What a tangled web we weave, when first we practice to deceive.
In Senate Bill 165, which is intended to make assisted suicide legal in Nevada, the phrase “assisted suicide” appears but once. That’s when it states the proposal would not require a physician to “Condone, authorize or approve mercy killing, euthanasia or assisted suicide.”
The bill prefers language like “peaceful and dignified death” for persons with terminal illnesses.
It also requires doctors to lie on death certificates and report the cause of death was due to the terminal illness and not the self-administered controlled substance that caused the death and that it was not suicide or homicide.
This does seem to set up a conflict with existing law that requires:
NRS 259.050 Investigation into cause of death; inquest.
1. When a coroner or the coroner’s deputy is informed that a person has been killed, has committed suicide or has suddenly died under such circumstances as to afford reasonable ground to suspect that the death has been occasioned by unnatural means, the coroner shall make an appropriate investigation.

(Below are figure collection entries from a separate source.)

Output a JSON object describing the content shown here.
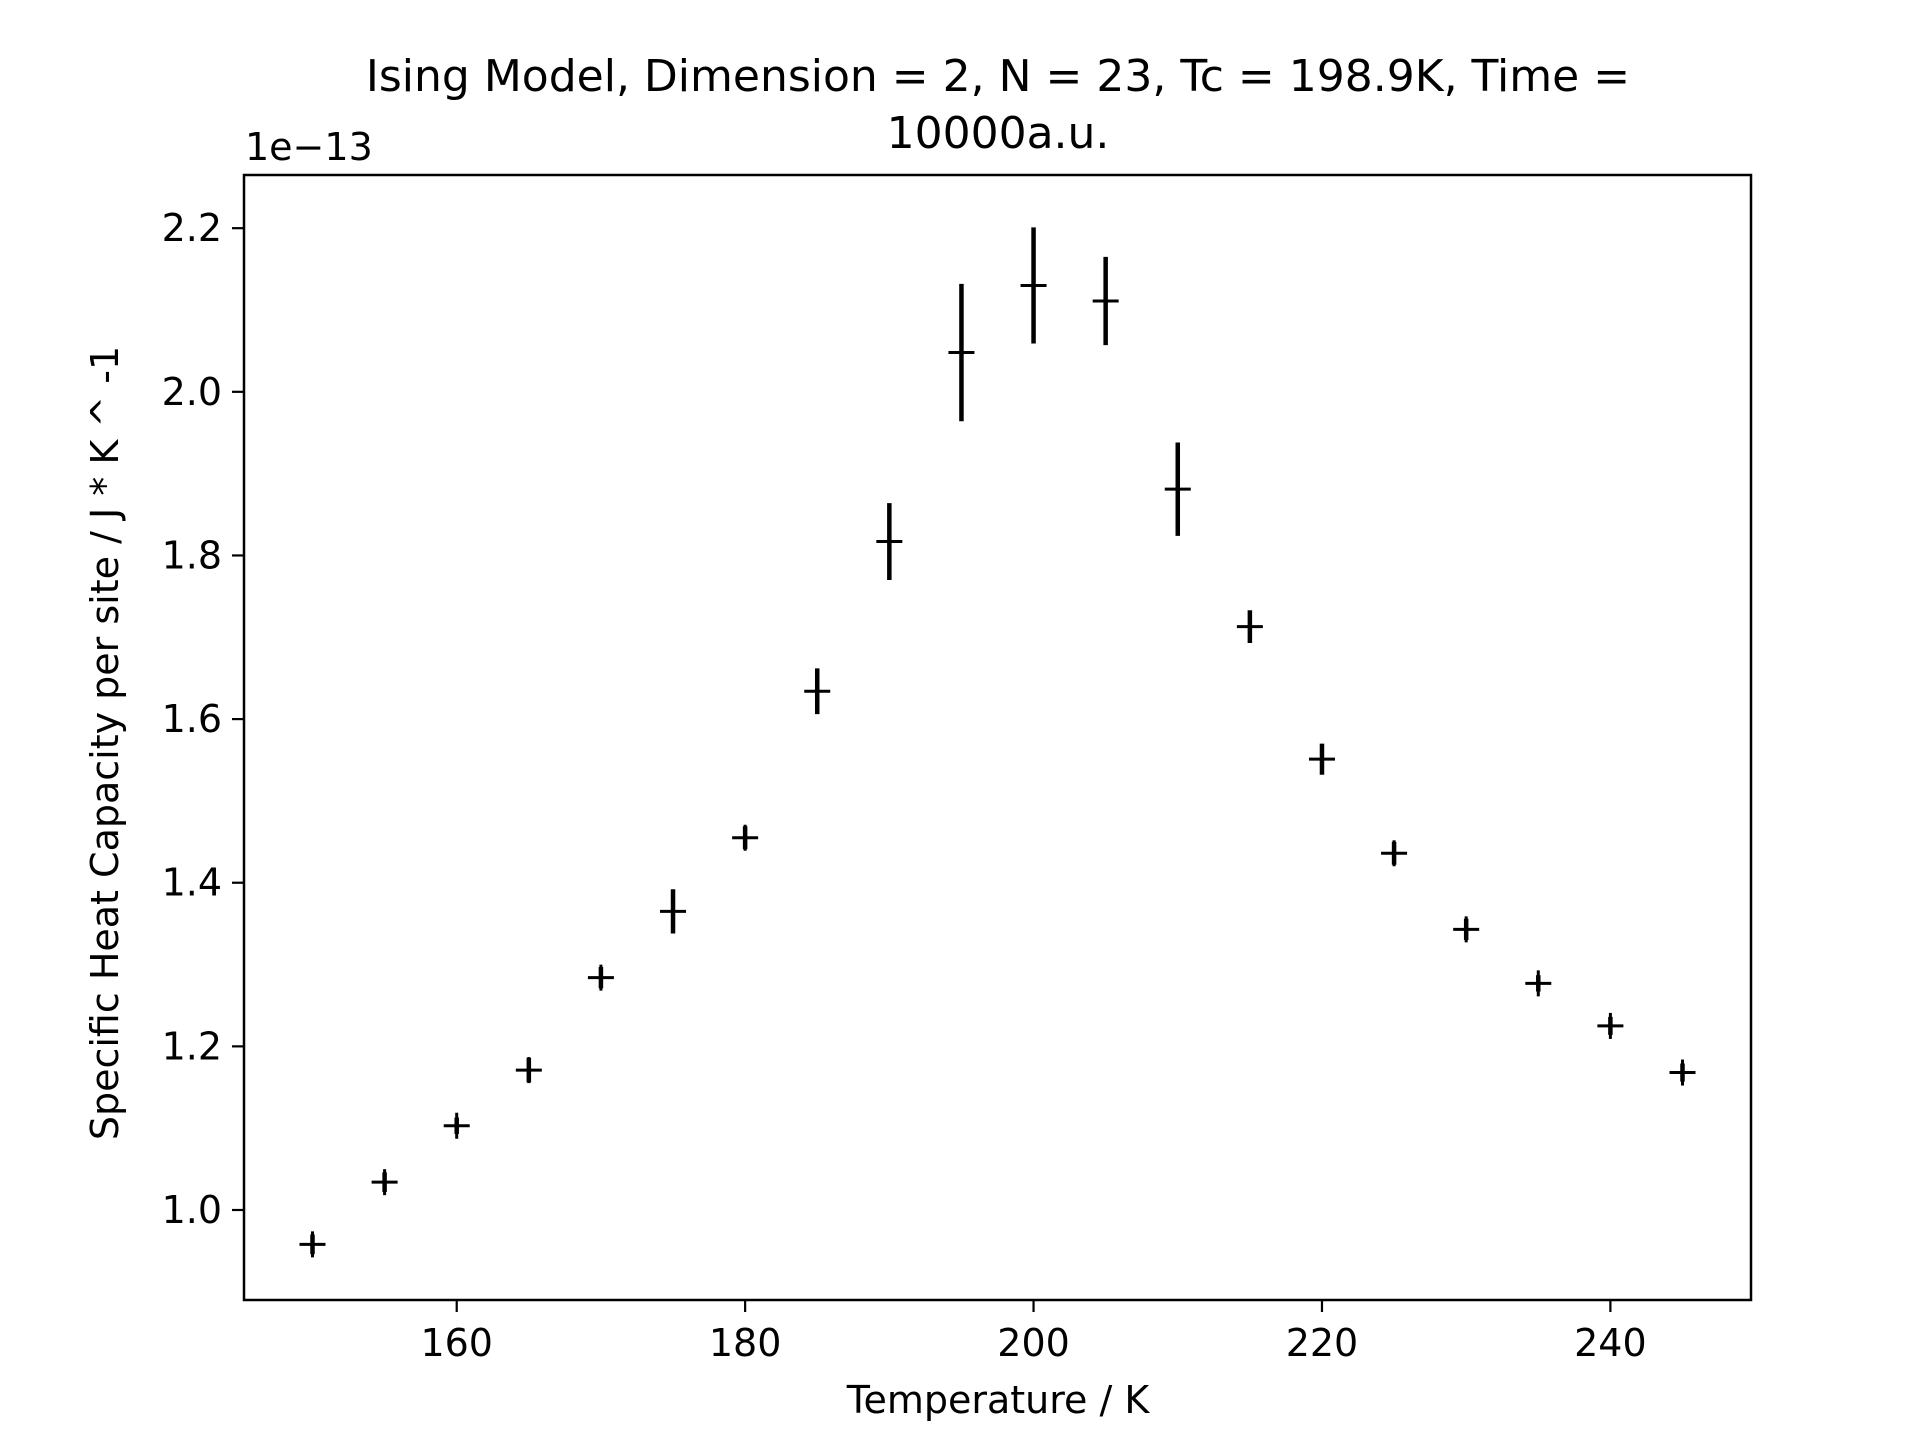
{
  "chart_data": {
    "type": "scatter",
    "title_line1": "Ising Model, Dimension = 2, N = 23, Tc = 198.9K, Time =",
    "title_line2": "10000a.u.",
    "xlabel": "Temperature / K",
    "ylabel": "Specific Heat Capacity per site / J * K ^ -1",
    "y_offset_label": "1e−13",
    "xlim": [
      145.25,
      249.75
    ],
    "ylim": [
      0.89,
      2.265
    ],
    "xticks": [
      {
        "value": 160,
        "label": "160"
      },
      {
        "value": 180,
        "label": "180"
      },
      {
        "value": 200,
        "label": "200"
      },
      {
        "value": 220,
        "label": "220"
      },
      {
        "value": 240,
        "label": "240"
      }
    ],
    "yticks": [
      {
        "value": 1.0,
        "label": "1.0"
      },
      {
        "value": 1.2,
        "label": "1.2"
      },
      {
        "value": 1.4,
        "label": "1.4"
      },
      {
        "value": 1.6,
        "label": "1.6"
      },
      {
        "value": 1.8,
        "label": "1.8"
      },
      {
        "value": 2.0,
        "label": "2.0"
      },
      {
        "value": 2.2,
        "label": "2.2"
      }
    ],
    "grid": false,
    "marker": "+",
    "color": "#000000",
    "series": [
      {
        "x": [
          150,
          155,
          160,
          165,
          170,
          175,
          180,
          185,
          190,
          195,
          200,
          205,
          210,
          215,
          220,
          225,
          230,
          235,
          240,
          245
        ],
        "y": [
          0.958,
          1.034,
          1.103,
          1.171,
          1.284,
          1.365,
          1.455,
          1.634,
          1.817,
          2.048,
          2.13,
          2.111,
          1.881,
          1.713,
          1.551,
          1.436,
          1.343,
          1.277,
          1.225,
          1.168
        ],
        "yerr": [
          0.012,
          0.012,
          0.01,
          0.015,
          0.013,
          0.027,
          0.014,
          0.028,
          0.047,
          0.084,
          0.071,
          0.054,
          0.057,
          0.02,
          0.019,
          0.014,
          0.013,
          0.01,
          0.011,
          0.011
        ]
      }
    ]
  }
}
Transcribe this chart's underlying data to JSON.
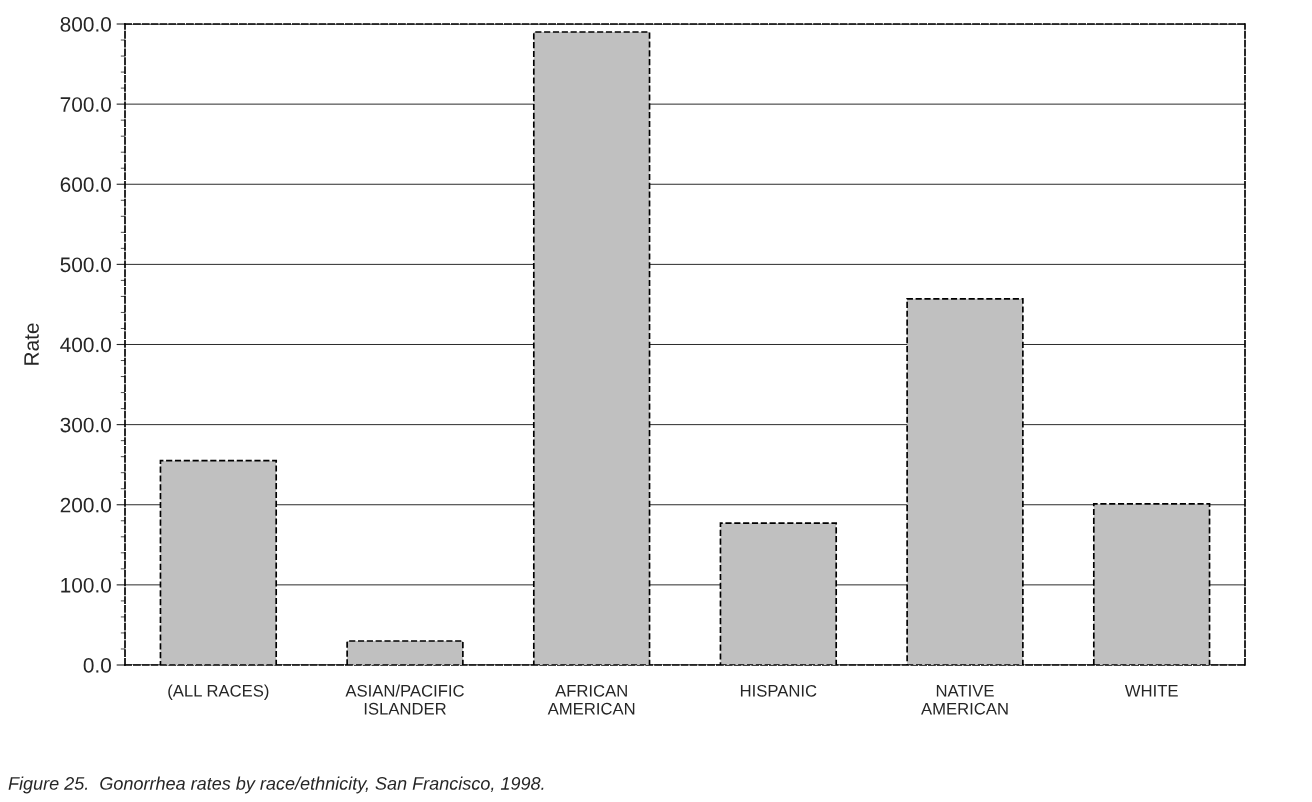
{
  "chart_data": {
    "type": "bar",
    "categories": [
      "(ALL RACES)",
      "ASIAN/PACIFIC\nISLANDER",
      "AFRICAN\nAMERICAN",
      "HISPANIC",
      "NATIVE\nAMERICAN",
      "WHITE"
    ],
    "values": [
      255,
      30,
      790,
      177,
      457,
      201
    ],
    "color": "#c0c0c0",
    "ylabel": "Rate",
    "ylim": [
      0,
      800
    ],
    "yticks": [
      {
        "value": 0,
        "label": "0.0"
      },
      {
        "value": 100,
        "label": "100.0"
      },
      {
        "value": 200,
        "label": "200.0"
      },
      {
        "value": 300,
        "label": "300.0"
      },
      {
        "value": 400,
        "label": "400.0"
      },
      {
        "value": 500,
        "label": "500.0"
      },
      {
        "value": 600,
        "label": "600.0"
      },
      {
        "value": 700,
        "label": "700.0"
      },
      {
        "value": 800,
        "label": "800.0"
      }
    ],
    "grid": "y",
    "annotations": [
      "Figure 25.  Gonorrhea rates by race/ethnicity, San Francisco, 1998."
    ]
  }
}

Pay no heed to the fact Nevada is the state that has not put a death row inmate to death in years because the pharmaceutical company that makes one of the controlled substances objected. Might companies object to having their products used in this manner?
Further, the bill requires insurance companies to sell life insurance to those contemplating “assisted” suicide and does not allow insurers to deny claims to beneficiaries of someone who has committed “assisted” suicide. Additionally, it makes null and void any life insurance policy provisions now or in the future that would deny claims for those who committed “assisted” suicide. What will that cost?
Selling life insurance to the suicidal is like selling fire insurance to someone whose house is on fire. Well, they must sell health insurance to those with pre-existing conditions.
This might also pose a problem for those keeping track of just how many people have actually died due to certain illnesses.